In addition, the concept of tiered healthcare delivery must be more effectively promoted. Its long-term failure to be fully implemented has resulted in large numbers of patients continuing to place their trust in medical centers with advanced equipment and renowned specialists. Many conditions that could be managed at regional hospitals, district hospitals, or primary care clinics are instead concentrated in high-level medical centers, further straining limited resources. This is not merely a matter of patient behavior, but a failure of the system to provide appropriate guidance.

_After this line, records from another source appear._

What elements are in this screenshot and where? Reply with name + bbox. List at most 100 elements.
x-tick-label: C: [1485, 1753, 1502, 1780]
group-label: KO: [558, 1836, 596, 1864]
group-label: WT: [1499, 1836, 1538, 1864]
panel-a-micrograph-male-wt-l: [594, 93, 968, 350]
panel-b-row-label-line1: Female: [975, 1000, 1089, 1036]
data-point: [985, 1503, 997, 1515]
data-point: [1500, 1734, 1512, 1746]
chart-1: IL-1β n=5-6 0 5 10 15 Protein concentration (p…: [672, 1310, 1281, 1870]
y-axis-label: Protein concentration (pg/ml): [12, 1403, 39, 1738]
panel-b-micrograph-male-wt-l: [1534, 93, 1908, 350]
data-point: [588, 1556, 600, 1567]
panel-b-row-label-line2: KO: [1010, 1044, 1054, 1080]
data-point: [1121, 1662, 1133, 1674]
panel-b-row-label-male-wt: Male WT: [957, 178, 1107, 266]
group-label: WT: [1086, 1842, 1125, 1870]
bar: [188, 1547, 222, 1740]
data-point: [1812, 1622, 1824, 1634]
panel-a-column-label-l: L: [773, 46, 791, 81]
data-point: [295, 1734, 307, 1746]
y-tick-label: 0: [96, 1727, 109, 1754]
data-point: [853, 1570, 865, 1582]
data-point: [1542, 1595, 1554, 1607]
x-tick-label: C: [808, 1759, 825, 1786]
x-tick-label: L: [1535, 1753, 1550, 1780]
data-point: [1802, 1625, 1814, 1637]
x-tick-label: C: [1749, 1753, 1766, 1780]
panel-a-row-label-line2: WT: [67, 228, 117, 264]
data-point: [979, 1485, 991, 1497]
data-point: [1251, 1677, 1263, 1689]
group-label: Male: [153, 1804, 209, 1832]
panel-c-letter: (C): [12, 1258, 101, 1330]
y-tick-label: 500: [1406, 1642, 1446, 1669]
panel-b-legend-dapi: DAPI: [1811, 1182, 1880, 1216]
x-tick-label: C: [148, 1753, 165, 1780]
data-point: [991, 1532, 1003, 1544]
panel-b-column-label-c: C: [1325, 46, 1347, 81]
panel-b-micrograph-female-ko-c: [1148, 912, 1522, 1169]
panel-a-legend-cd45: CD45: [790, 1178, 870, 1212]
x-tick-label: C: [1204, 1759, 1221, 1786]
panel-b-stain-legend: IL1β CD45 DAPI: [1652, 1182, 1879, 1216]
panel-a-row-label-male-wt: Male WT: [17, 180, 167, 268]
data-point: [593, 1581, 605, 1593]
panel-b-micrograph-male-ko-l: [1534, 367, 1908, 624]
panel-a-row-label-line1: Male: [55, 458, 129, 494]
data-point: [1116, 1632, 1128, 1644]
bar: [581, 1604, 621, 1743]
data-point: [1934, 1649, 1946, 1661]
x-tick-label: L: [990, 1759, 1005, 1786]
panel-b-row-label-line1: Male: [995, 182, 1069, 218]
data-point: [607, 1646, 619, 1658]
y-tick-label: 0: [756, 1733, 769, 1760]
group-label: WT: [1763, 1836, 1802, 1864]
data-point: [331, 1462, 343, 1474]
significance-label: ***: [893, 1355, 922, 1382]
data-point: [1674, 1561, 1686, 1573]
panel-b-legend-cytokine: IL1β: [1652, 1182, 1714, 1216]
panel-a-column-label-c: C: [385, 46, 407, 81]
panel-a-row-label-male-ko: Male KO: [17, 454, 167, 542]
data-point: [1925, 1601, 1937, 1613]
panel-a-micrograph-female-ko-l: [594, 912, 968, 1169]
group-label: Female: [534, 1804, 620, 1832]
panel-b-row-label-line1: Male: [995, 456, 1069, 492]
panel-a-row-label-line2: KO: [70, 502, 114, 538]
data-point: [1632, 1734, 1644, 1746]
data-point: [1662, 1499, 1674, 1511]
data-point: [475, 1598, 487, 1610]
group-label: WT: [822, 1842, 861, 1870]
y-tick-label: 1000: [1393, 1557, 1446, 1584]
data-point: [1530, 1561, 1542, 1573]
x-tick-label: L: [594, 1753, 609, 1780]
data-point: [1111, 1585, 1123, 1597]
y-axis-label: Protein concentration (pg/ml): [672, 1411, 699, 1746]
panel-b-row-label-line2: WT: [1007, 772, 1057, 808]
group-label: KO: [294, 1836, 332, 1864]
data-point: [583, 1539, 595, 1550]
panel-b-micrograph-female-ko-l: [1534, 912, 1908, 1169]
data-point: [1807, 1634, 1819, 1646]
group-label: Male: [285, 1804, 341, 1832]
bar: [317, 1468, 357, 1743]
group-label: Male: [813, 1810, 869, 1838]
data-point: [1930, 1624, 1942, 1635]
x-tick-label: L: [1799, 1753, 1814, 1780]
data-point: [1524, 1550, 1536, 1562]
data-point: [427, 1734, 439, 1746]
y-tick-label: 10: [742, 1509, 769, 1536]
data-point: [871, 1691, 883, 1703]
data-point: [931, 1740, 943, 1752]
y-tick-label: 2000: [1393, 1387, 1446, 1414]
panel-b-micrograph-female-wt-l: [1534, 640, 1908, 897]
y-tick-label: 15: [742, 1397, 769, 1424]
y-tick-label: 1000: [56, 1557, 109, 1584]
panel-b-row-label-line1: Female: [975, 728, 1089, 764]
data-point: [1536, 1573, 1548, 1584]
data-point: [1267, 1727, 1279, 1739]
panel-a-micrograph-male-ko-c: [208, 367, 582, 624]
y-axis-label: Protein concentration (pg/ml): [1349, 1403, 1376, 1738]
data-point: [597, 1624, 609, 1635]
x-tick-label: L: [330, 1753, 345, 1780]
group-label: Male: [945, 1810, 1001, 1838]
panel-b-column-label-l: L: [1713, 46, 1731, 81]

Therefore, if NHI reform remains focused solely on adjusting global budgets or recalculating reimbursement points, it will not solve the underlying problems. What must be addressed is how to prioritize care based on medical necessity and reduce the occupation of resources by unnecessary medical services. One long-avoided but unavoidable tool is user-pay cost-sharing. Particularly for high-frequency services such as laboratory tests and imaging, the absence of price signals naturally leads to unlimited demand expansion. Moderate cost-sharing does not undermine equity; rather, it encourages shared decision-making between physicians and patients regarding healthcare choices. It also allows healthcare professionals to practice based on expertise, rather than defensive medicine, and to regain a sense of professional fulfillment.
If the system relies solely on waiting lines to allocate resources, those ultimately excluded will not be unnecessary services, but patients who lack the ability to wait. In the end, the hospital-specific global budget system risks becoming a mechanism that appears to control costs but actually misallocates resources—rapidly depleting limited capacity through indiscriminate use, while patients in genuine need bear the consequences of delayed care.